動けなくなったからか、平静さが戻ってくる。それでも、やけどだらけの男をにらみつける。シエナは呆れながら顔を隠すように布を顔にかけてきた。その後、ルウに手を伸ばす。ためらうようにしていたルウを強引につかんで立ち上がらせた。
「大丈夫かい? これを使うといい」
ハンカチを差し出す。戸惑っているルウに、無理矢理用字無理やり握らせて手ごと誘導して頬や頭に当ててやっている。
「君も災難だね。こんな男の奴隷になってしまうなんて」
「はぁ、あの」
「それに、君の美しい顔と肌に傷ができてしまった。いたわしい。こんなことしかできない僕を許しておくれ」
警戒にウインクをした後、ぜぇぜぇと疲れている男に肩を貸そうと近づいていった。
「大丈夫か? ひどくやられたね」
「触るな・・・・・・! 騎士風情が、どいつもこいつも馬鹿にして!」
シエナを乱暴に押しのけたあと、よろよろとふらついた。腹いせかそれとも別の思惑か、とにかくシエナにすら怒りをぶつけたいらしい。シエナは慣れているのか、おっとっと、と余裕のあるリアクションで返した。
「なにしている! 早くその男を逮捕しろ! こんなけがをさせられたんだぞ!」
ふざけるな。おまえはなにをした。ええ? ルウを、傷つけたんだぞ。非難したかったが、咳払いしたシエナににらまれた。それで、俺たちを見物してざわついているやじ馬達の手前もあって、我慢した。
「けがさせられた! 治療費そして慰謝料だ! 十万は払ってもらうぞ!」
「ああ、もちろん。彼のみに一方的に非があるならば。しかし、僕は一部始終を目撃していてね。君は彼の奴隷に暴力を振っただろう」
「それがなんだ! 誰だってしてることだろ! 奴隷を好きに扱ってなにが悪いってんだ!」
ルウがおびえたように大きくびくついた。それだけで、男への殺意がめらめらと燃えあがる。

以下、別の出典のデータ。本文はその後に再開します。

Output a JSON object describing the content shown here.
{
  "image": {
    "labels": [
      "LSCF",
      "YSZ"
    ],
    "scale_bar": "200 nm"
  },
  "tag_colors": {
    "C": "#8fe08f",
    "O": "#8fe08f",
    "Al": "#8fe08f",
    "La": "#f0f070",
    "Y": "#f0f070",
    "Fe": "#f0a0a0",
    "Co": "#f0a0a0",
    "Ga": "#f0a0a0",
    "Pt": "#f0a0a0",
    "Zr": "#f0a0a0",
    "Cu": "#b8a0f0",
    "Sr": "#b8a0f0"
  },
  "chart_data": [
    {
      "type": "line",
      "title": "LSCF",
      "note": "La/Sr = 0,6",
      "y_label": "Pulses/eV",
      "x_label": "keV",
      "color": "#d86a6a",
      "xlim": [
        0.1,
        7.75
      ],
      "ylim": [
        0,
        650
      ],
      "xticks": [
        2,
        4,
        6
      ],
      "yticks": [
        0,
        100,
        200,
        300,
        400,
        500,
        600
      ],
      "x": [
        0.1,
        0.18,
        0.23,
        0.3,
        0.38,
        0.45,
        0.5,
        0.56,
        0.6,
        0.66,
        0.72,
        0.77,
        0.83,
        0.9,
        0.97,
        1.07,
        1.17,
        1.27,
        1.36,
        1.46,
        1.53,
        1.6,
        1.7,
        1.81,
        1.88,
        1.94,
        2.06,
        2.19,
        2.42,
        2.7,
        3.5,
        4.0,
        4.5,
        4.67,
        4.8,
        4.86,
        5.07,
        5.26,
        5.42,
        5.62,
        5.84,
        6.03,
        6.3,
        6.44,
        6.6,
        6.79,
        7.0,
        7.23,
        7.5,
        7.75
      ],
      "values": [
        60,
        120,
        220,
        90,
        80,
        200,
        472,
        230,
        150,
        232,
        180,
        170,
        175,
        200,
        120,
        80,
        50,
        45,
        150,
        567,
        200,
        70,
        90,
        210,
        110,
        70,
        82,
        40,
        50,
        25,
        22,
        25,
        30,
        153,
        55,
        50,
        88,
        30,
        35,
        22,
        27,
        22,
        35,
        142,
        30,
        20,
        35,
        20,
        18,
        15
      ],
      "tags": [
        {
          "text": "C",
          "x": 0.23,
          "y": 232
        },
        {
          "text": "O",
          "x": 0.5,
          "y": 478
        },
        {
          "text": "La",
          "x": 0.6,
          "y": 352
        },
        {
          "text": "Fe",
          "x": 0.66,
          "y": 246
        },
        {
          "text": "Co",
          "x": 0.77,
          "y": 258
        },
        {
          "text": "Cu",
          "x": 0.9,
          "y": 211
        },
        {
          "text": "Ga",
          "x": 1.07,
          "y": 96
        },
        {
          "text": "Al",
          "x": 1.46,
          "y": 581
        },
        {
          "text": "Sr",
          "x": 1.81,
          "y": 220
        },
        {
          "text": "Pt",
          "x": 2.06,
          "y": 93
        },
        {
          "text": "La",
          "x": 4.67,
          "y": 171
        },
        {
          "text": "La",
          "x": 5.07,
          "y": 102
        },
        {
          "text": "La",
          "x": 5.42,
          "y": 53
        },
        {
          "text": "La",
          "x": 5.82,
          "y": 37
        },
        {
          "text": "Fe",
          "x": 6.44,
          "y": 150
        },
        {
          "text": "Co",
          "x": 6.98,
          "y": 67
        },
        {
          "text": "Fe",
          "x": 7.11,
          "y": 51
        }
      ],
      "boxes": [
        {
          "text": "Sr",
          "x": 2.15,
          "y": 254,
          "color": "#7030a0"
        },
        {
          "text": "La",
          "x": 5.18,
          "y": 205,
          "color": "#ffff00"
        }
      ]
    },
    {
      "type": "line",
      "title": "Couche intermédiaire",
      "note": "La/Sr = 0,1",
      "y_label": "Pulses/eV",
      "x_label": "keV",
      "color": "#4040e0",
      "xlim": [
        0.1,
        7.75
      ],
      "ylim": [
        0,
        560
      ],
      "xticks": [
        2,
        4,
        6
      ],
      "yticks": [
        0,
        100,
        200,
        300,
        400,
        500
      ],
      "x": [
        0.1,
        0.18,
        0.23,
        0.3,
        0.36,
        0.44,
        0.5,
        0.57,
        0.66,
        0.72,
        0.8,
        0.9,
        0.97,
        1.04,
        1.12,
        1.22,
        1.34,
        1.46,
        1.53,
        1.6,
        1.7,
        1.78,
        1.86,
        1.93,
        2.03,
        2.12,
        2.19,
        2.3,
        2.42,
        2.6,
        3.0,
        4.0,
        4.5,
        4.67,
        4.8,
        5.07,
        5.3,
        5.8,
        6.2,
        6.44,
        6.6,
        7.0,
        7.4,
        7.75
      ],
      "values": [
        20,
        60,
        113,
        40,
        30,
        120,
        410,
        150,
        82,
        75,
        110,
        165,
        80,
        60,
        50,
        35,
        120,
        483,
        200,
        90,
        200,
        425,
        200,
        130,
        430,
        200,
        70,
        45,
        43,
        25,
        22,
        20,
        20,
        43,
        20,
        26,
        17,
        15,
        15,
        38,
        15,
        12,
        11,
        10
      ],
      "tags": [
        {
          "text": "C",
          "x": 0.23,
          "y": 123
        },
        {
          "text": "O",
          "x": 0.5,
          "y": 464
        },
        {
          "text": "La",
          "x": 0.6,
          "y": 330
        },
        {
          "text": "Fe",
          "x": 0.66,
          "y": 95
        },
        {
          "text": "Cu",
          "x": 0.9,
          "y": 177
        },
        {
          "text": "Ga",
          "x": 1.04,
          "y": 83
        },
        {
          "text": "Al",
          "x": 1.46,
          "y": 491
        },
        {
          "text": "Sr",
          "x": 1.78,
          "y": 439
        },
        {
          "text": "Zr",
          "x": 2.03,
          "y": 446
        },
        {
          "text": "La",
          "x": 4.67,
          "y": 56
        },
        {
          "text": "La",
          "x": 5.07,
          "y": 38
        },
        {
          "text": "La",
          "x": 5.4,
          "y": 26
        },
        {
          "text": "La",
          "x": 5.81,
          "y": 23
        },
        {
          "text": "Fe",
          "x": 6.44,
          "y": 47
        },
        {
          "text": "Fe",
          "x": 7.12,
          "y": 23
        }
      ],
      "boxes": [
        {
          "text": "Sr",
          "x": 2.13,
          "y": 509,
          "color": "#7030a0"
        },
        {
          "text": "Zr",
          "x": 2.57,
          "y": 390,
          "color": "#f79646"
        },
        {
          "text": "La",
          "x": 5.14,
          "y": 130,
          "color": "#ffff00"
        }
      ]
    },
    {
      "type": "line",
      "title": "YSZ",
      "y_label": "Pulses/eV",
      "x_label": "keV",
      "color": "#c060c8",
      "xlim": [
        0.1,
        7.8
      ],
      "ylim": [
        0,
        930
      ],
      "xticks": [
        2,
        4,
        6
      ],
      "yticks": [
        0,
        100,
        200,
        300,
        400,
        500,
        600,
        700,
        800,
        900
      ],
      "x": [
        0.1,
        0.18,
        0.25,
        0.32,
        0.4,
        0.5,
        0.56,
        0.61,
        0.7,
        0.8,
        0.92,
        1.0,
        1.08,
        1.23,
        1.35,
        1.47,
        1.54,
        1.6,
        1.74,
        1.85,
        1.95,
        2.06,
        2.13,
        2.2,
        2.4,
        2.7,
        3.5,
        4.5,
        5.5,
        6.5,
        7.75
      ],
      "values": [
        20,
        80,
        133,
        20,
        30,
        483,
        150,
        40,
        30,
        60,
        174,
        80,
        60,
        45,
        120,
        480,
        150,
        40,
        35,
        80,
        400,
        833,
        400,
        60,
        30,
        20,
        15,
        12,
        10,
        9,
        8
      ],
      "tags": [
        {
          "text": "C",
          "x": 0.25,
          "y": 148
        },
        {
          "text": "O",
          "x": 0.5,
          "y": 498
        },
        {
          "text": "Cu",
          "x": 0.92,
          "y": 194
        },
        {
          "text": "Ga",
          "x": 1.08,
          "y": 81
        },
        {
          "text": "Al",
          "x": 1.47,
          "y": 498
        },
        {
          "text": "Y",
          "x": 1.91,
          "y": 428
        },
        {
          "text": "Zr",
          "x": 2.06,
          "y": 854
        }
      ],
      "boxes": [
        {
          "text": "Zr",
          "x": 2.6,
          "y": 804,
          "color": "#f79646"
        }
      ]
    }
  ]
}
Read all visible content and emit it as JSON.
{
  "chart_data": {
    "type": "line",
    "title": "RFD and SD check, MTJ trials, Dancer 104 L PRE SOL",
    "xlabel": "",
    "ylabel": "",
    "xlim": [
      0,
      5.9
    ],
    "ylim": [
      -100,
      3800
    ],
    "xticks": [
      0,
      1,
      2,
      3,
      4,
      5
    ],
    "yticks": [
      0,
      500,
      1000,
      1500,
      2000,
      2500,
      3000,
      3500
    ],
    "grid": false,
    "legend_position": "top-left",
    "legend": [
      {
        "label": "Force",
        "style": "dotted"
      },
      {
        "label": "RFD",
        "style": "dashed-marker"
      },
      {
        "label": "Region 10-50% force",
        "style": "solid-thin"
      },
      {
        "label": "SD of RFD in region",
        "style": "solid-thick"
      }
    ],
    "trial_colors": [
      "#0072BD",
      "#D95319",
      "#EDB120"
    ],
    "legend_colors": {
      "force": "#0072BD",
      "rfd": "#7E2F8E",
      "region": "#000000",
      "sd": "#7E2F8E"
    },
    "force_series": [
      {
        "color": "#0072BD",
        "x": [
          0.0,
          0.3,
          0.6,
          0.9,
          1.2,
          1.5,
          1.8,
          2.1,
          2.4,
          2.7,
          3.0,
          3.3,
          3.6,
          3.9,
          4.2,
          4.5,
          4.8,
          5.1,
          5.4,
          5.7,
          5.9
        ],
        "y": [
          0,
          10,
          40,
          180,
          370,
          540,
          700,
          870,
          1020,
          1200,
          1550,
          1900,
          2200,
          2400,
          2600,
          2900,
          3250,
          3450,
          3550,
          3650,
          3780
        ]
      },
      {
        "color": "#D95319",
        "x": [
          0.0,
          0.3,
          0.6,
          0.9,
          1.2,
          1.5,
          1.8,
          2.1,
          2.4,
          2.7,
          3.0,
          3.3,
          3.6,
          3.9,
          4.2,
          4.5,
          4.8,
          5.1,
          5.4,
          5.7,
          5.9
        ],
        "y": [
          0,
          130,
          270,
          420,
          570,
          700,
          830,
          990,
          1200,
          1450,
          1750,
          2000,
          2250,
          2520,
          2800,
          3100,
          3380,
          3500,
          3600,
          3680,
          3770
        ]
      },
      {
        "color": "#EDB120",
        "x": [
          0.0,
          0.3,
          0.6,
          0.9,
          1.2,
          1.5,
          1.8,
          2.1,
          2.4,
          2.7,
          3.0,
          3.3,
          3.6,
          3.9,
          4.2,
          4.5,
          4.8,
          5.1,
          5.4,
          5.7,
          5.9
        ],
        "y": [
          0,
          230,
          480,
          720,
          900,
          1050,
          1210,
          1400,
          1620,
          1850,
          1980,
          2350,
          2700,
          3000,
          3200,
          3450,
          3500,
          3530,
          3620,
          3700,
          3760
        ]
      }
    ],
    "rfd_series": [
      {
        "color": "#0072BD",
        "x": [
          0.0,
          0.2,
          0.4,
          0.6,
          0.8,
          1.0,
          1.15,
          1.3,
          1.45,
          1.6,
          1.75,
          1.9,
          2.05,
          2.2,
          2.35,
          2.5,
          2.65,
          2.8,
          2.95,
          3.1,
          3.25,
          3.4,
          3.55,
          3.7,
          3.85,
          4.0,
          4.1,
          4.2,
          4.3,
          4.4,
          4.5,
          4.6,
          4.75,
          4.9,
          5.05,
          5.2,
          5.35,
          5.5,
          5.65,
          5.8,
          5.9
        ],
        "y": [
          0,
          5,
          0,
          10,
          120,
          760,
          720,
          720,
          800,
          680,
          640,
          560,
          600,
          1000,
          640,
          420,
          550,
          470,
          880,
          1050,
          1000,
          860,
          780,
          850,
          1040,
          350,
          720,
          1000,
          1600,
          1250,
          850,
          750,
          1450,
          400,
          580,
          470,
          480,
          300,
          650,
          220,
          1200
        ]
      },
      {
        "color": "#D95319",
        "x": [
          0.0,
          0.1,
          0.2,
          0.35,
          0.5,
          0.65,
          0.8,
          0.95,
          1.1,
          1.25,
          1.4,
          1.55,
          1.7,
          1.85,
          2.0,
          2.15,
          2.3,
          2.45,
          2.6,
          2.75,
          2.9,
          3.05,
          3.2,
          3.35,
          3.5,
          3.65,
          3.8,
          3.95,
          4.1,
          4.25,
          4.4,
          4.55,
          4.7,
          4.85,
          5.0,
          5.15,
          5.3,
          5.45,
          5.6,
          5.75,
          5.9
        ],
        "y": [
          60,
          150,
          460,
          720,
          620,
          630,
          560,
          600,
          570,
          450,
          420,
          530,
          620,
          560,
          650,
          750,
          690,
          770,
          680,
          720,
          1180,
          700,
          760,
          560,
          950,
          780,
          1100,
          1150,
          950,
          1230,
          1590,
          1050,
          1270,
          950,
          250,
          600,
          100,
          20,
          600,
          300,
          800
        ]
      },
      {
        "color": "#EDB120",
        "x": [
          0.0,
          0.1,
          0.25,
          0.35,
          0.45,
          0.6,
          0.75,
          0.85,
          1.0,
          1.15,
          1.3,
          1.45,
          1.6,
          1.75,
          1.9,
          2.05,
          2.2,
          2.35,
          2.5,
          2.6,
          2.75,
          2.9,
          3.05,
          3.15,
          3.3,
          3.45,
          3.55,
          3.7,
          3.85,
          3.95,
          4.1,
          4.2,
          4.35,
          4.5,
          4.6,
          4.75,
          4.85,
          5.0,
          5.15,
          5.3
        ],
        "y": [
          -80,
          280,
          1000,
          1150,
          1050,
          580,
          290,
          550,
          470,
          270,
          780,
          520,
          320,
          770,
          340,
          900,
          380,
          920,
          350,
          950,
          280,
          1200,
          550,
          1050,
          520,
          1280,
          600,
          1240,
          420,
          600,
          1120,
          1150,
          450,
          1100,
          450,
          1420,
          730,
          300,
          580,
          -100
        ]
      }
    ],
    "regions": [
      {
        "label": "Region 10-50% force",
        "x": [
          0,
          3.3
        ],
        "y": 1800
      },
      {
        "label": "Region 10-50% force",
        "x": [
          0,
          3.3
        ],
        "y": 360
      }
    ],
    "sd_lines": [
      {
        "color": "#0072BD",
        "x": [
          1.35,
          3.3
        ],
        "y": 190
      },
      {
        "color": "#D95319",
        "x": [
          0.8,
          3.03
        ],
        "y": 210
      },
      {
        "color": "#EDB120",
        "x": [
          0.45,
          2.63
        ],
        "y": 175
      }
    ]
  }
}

「そのとおりだ。皆自分の奴隷を好きに扱っている。物だからな。人権なんてない。わかるかい? じ・ぶ・ん・の・だ」
シエナは男の剣幕に怯えることなく、淡々と無表情で冷たく事実を告げている。それは友人としての姿ではなく、公平に裁き、戦う騎士の姿だった。
「君が自分の奴隷をどう扱っても文句はないさ。しかし、君は彼の持ち物を、勝手に、連れていこうとした。あまつさえ傷つけた。これは一般的な罪に該当させるなら、器物損壊、窃盗ってところかな」
「なにふざけたことを! そいつはぶつかってきたんだぞ! 奴隷の分際で、不愉快にさせたんだ!」
「あっはっは。他人の奴隷が不愉快にさせたら所有者の了解を得ずに好きにしていい、なんて法律ないんじゃなかったかな」
「魔法士だぞ俺は!」
「彼だってそうさ。それでも、君がこの男、ユーグを訴えるというならそれ相応の対処をしよう。ユーグだって、君を訴えるかもしれない。それでもいいのかな? いっそのこと裁判をして争ったらどうだい?」
「ユーグだと?」
男が俺の名前に反応した。おもむろにシエナをどけてこちらに来て、つぶさに観察しだす。こちらも男の顔を深く見る形になったが、イライラが増していく。けど、途中でおや、と思った。男の顔に既視感があったからだ。
「ユーグか? ユーグだろ?」
輪郭が、過去に知っていたやつと重なる。ぼやけたそいつの顔が明細になっていく。
「エドガーなのか?」
口角がけいれんしながら持ち上がって、唾液を引きながら口が開いて――おそらく笑ったつもりなのだろう――エドガーは、けけけ、と懐かしい笑い声を発した。それだけで、ルウに対して行ったこととは別の憤怒が目覚める。
「それで? 一緒に来るかい? どうする?」
遮られたからか、忌々しげにシエナを一瞥、なにかぶつぶつつぶやきながらそのままシエナを押し退けて、最後にルウをじぃっと見つめながら去って行った。
「ご主人様、ご主人様」
シエナの拘束がとかれて、体が地面から完全に脱出する。布を素早く巻くと、駆け寄ってくるルウが服についた土を払ってくれる。
「どうして、あんなことを………」
「どうしてって………」
「ご主人様。どうなさったのですか。なんで、違います。ありがたく、ああ、違う。大丈夫ですか?」
動揺しているからか、支離滅裂だ。けど、それは俺も同じだった。どうしてあいつが。なんでここに。まともにルウの相手ができない。
「ご主人様、私は………」
「あ、う、うん」
動揺していることにも関心が持てず、間抜けな反応しかしてやれない。
「騎士団として、ユーグには然るべき対応をしたいんだけど」
かつて友にこんな冷たい目を向けられたことが過去あっただろうか。どうやら仕事とプライベートはきっちり別らしい。
「いえ、ご主人様は悪くありません。私がいけないのでございます。私を罰してくださいませ」
ルウが賢明にシエナに食い下がって、頼みこんでいる。シエナは、俺との話を聞いていたからか困惑しているのか曖昧な微笑で応える。
「困ったなぁ。君は被害者なんだけど。君を罰することはできないし必要はないんだよ」
「お願いです」
ルウとシエナの遣り取りも、どこか遠くのこととしてしかかんじられない。やじ馬達は少なくなって、ざわめきは収りつつある。それと比例するように、心がざわついてしょうがない。
エドガーが、なんでここにいるのか。それが一番気懸りだった。